Warm Kale and Quinoa Salad – Vegan

  • 1 cup quinoa
  • 2 cups water
  • 2 garlic cloves crushed
  • 2-4 tablespoons (splashes) of olive oil – use for quinoa and sweet potatoes and kale
  • 1 large bunch of fresh kale
  • 2 cups sweet potatoes diced
  • 1 small jar of slow roasted tomatoes recipe found here or you can use sun-dried tomatoes (about 250 ml)
  • 1/2 cup dried cranberries (I just put an handful)
  • 1/2 cup slivered almonds (again, just a handful)
  • 1/3 cup hot pickled eggplant (optional)

First get the quinoa going with the water and once it’s bubbling set to simmer for 15 minutes – then let sit uninterrupted for 5 before you fluff with a fork.

While the quinoa is cooking put the diced sweet potatoes on a pan and toss with the olive oil, place in oven on broil turning and tossing occasionally until browned and crispy on the outside and soft on the inside. This should take about 10 – 15 minutes.
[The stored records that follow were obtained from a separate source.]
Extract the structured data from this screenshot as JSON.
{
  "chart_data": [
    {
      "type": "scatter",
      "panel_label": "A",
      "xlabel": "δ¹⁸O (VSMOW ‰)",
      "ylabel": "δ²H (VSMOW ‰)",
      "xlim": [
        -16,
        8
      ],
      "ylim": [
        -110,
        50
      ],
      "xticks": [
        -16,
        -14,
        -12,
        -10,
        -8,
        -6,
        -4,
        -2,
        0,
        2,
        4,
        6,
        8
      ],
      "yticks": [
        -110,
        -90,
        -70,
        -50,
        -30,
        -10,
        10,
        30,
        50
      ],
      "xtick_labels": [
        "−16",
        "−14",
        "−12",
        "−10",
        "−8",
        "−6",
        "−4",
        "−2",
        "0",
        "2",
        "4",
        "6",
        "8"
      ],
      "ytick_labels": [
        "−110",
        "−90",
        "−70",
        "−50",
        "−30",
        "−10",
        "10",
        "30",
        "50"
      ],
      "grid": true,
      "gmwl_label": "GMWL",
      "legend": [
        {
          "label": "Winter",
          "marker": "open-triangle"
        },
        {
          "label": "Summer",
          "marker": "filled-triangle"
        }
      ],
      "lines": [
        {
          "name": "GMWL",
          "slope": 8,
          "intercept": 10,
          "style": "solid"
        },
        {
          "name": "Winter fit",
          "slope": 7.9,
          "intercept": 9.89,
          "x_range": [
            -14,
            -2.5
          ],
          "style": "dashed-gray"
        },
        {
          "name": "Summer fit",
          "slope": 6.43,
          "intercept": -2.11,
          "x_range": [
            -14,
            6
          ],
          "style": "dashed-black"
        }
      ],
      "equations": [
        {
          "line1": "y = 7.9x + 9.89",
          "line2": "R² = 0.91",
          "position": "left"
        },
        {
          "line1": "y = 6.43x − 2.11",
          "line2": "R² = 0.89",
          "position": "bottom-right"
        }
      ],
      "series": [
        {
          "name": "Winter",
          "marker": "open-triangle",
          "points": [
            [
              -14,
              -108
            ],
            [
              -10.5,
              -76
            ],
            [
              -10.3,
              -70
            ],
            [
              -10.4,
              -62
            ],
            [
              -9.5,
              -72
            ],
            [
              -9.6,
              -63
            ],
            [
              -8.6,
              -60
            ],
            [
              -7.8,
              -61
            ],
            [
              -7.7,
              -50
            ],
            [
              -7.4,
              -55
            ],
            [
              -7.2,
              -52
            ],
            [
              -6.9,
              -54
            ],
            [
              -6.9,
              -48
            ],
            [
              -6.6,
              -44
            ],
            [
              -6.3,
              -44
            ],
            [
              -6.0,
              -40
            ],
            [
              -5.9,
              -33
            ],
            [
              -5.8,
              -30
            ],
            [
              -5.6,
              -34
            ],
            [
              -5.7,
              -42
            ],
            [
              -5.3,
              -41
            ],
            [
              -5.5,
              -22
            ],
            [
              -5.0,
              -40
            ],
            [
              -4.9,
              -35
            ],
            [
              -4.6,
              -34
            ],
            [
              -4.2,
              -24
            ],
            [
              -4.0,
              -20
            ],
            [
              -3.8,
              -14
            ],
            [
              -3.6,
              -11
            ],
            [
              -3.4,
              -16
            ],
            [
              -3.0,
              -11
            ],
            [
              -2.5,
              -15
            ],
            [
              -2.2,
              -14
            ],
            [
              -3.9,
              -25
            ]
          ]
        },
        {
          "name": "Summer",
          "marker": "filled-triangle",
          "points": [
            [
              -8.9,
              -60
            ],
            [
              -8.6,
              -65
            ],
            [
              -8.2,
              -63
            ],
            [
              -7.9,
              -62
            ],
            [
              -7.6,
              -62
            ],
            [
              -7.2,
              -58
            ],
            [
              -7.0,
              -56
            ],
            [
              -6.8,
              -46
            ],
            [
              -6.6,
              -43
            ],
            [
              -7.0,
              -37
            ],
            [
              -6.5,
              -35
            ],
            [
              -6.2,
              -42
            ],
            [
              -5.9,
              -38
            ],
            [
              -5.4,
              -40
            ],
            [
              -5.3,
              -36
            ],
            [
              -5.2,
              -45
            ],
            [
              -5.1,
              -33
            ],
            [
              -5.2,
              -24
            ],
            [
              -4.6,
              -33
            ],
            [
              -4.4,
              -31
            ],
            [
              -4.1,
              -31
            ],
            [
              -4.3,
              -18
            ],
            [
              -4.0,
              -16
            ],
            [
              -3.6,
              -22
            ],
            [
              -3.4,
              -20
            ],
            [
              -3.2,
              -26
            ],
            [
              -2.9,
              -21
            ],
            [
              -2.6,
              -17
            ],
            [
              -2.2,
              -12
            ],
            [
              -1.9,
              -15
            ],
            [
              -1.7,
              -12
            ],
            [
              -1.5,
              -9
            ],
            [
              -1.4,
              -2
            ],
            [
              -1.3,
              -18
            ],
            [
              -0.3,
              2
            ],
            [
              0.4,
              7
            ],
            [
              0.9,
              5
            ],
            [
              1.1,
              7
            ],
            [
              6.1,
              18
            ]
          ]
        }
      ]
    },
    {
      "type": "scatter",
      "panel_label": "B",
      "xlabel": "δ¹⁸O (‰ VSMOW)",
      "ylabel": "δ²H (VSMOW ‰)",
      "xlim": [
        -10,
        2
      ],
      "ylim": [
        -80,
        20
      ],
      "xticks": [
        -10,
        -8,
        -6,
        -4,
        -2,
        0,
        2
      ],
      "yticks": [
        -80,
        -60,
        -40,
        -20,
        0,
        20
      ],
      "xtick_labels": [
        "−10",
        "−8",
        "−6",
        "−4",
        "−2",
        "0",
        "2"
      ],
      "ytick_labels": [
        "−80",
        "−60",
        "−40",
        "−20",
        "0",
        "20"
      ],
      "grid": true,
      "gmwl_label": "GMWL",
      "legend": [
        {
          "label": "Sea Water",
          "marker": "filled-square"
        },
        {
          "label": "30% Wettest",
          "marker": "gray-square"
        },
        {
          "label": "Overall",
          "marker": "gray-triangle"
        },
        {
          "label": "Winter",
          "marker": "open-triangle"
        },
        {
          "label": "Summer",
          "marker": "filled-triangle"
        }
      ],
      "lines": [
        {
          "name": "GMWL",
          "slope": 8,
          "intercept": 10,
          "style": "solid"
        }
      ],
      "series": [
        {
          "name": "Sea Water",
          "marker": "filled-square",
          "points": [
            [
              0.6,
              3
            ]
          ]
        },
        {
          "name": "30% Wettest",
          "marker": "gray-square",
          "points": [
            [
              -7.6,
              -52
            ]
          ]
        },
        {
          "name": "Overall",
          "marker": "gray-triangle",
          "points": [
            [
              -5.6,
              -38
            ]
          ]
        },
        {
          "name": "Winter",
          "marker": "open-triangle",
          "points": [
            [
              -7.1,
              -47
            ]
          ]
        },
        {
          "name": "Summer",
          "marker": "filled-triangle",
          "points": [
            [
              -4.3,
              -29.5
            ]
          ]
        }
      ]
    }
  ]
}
Put a splash of olive oil in a fry pan with the crushed garlic and fry on low to medium heat until fragrant. Rinse and rough chop the kale and add to the garlic and pan fry until the kale softens a bit, about 5 minutes.

Once the quinoa is cooked place in large bowl with the kale and sweet potatoes. Chop up the tomatoes and add to the mix, also add the cranberries and almonds and eggplant if using. I have the pickled eggplant around because I add it to other things, I find it’s a nice ingredient to have around for adding to salads like this but if you don’t have it don’t worry, the salad would be fine without it.

Cover and keep at room temperature until ready to serve. I find this salad doesn’t need any kind of dressing and is fine on it’s own. I would have probably added crumbled feta cheese if I weren’t serving it as a vegan dish so that’s something you can also add if you like.